Friday, January 30, 2015

Snow Day/Visit Day!

     The roads iced over. The change happened within a matter of a half-hour.  A regular day turned snow-day.  Then, it melted enough.
     We loaded in the family mini-van.  I had texted the pastor of 2nd phase to ask permission when I knew my sister would be home and we got the go-ahead. I told him, "Don't tell Caleb, I want it to be a surprise."  He was happy to play along.
     The five of us traveled, brimming with anticipation and excitement, but it wasn't enough to keep the youngest two awake for the drive.  That worked out perfectly, because they were well rested when we pulled in.  As I got the younger children out of the van, the older two ran for the door of the house that held their Daddy.  I heard him squeal, them squeal, laughter and hugs, and the baby saw her daddy and nearly jumped out of my arms trying to get to him.  "My Daddy! My Daddy!" He scooped her up, laughing at her delight.
     We were ushered into a cozy living room; the children kicked off their shoes and made themselves at home.  Caleb lined their shoes up at the door, under the coat rack, like a visit at the home of an old friend.  We sat on the couches as children crawled from one parent to the next.  I kissed Caleb hello which ignited, from William, "Mommy and Daddy, swimmin in the sea, K-I-S-S-I-N-G!" Cora and Gavin took up the song (from Cora's performance in Little Mermaid Jr this past summer), and they skipped around the living room, eventually collapsing into a pile of giggles as Daddy caught them and tickled them.
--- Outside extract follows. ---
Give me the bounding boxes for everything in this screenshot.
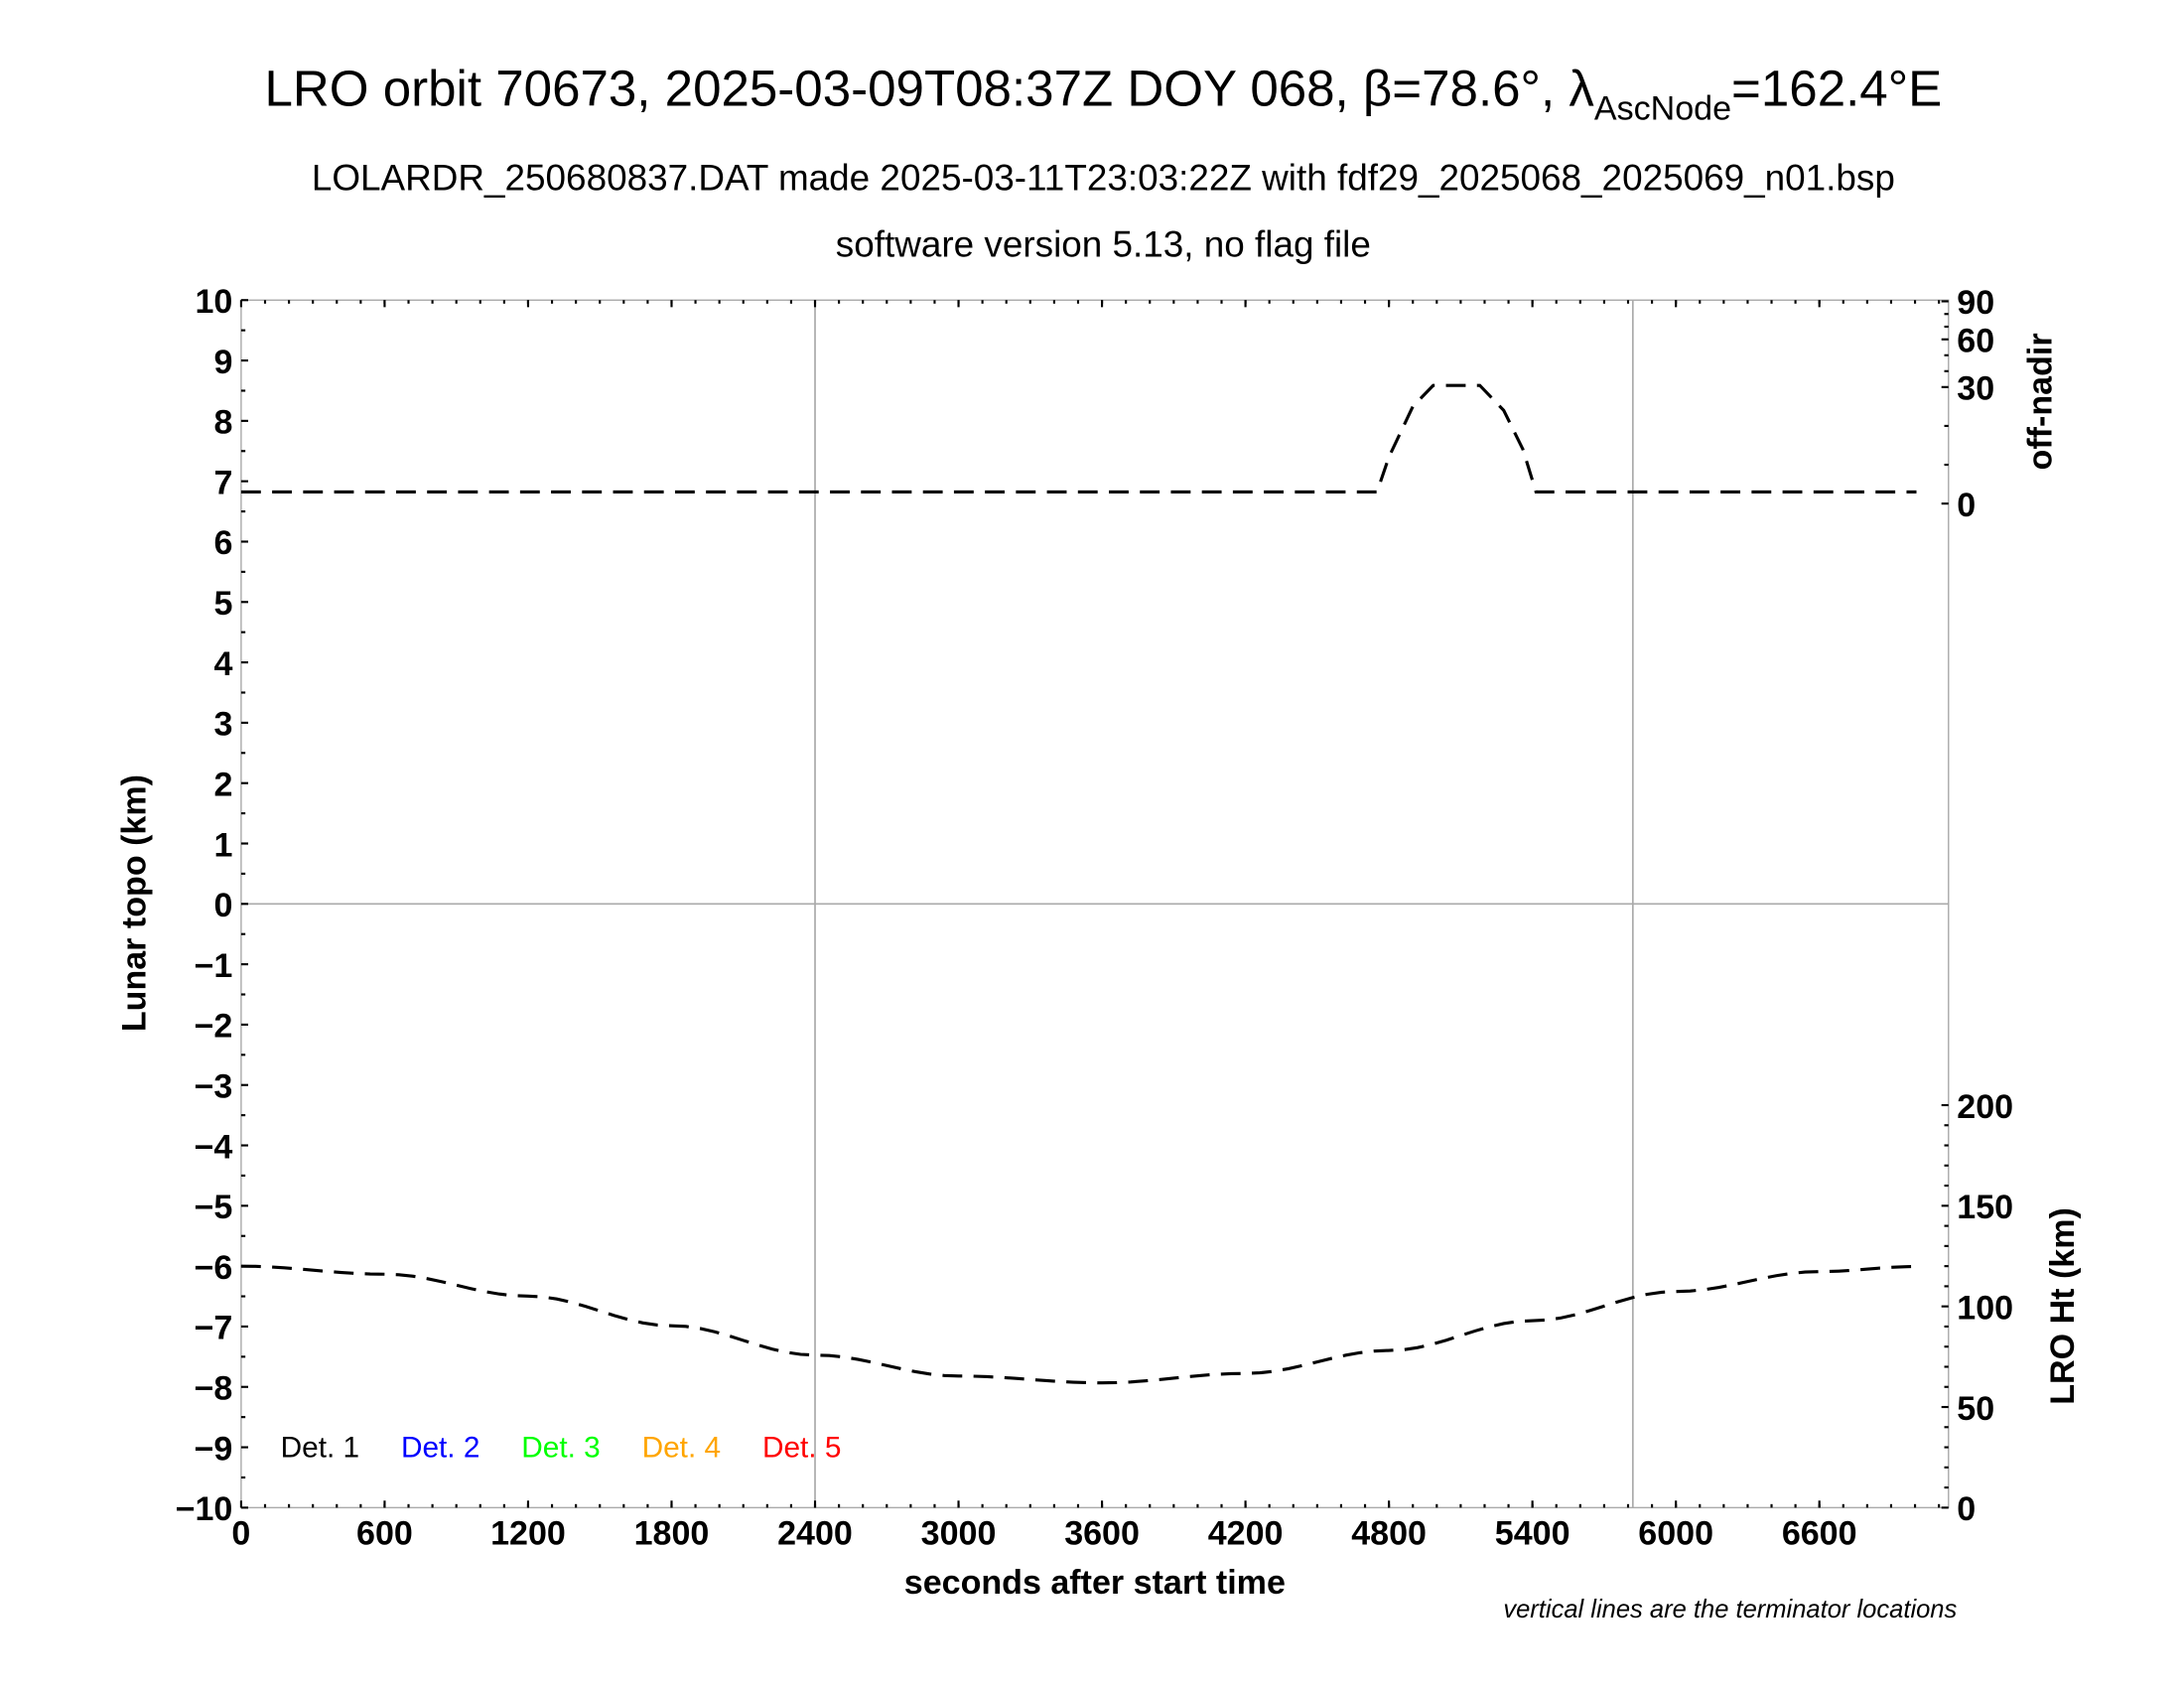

     There were airplane rides on Daddy's feet, just like at home after a long day at work, the line was made and after each child "airplane" flew, there was a soft couch to catch their "crash."  Ellie loved this game and kept pushing her way to the front of the line, "My turn! My turn!"
     Gavin had saved the legos that Daddy had given him to do with his dad, so the legos were opened and he began.
     Caleb shared a letter with me, from one of the men in first phase, describing how Caleb had been instrumental in this man's feeling accepted and sticking with the program.  We discussed the call I have felt to counseling.  Caleb said, "God is bringing us toward something with all of this... but it will probably look completely different than either of us are imagining right now."  He said that he can see us working together, me with families and him with the men, some day, some day...  "There is a wife,' he said, "she's struggling.  You need to meet her, I know it would be good."
     The children taught card games to the men there.  They were celebrities.  They brought so much laughter.  Cora was in her element, new people to talk to!  She floated from table to table in the "chow hall" entering new conversations while they ate their pbj's.  Pots and pans clanked in the background as the kitchen crew prepared dinner for the guys.
     Caleb and I had a moment to talk while the children were eating.  A job had come up, an offer for Caleb to consider... he might have to leave the program a bit early, but it would be a set job, security.  We discussed it.  He mentioned how temptation wouldn't be tempting if it didn't look like it could be a good thing.
"But," he was adamant, "I need to finish this."
     I consented.  The job was just a possibility.  But the purpose for his pain, our pain, isn't going to be found in a maintenance position.  He feels called do something more.  He said, "It is possible that a position like that is where I could end up, but I want to stay connected here, I want to keep working with the guys here.  It isn't time to think about that yet."  Thirteen months.  The program is thirteen months and he has finished one, but he is excited to do this, to get this...
     I was humbled.
     But I realized that call that I had felt so strongly when the two of us went to the counseling conference... that call wasn't just for me.  It wasn't just me at the conference.  The call was to us.  We had both gone, we had both experienced that mountain-top weekend. Whatever it looks like when this is all said and done, there is something waiting for us to do on the other side.  And the call is there.  Caleb's life has been spared, and he has already started giving all the gratitude for his restored life to God and to the other men he lives with...
     The visit filled the longing of my heart for time as a family.   Holding hands on a couch while children crawled over and between us was more beautiful than I had dreamed it would be!
     In my last blog, I lamented over our brokenness.  In this one, I want to praise God for His gifts of hope and presence.
     How does a broken marriage find healing?  Commitment, doing the hard work of really changing bad behavior and habit, sacrificing expectations, and a slow kitting back together in love.  God did an awesome thing yesterday.  I'm so grateful!  I know it was only the beginning.  But forgiveness?  It is freeing, and the work has been freeing my heart to love Caleb better than I ever would have otherwise.  The gift given to us through adversity? God's special gift to us is the opportunity to cherish time, delight in moments and love people without an agenda.  We haven't arrived at perfection, but we have found great freedom, peace, hope and love!!  And the children have found their daddy.
     I pray that today you are able to delight in knowing the God of the Universe is present with you, no matter what hardships you are going through.  And there is hope.  May each moment of your today be marked by His love and presence with you!  Each breath really is a gift, let's spend some time saying "thank you" to the Giver of every good and perfect gift!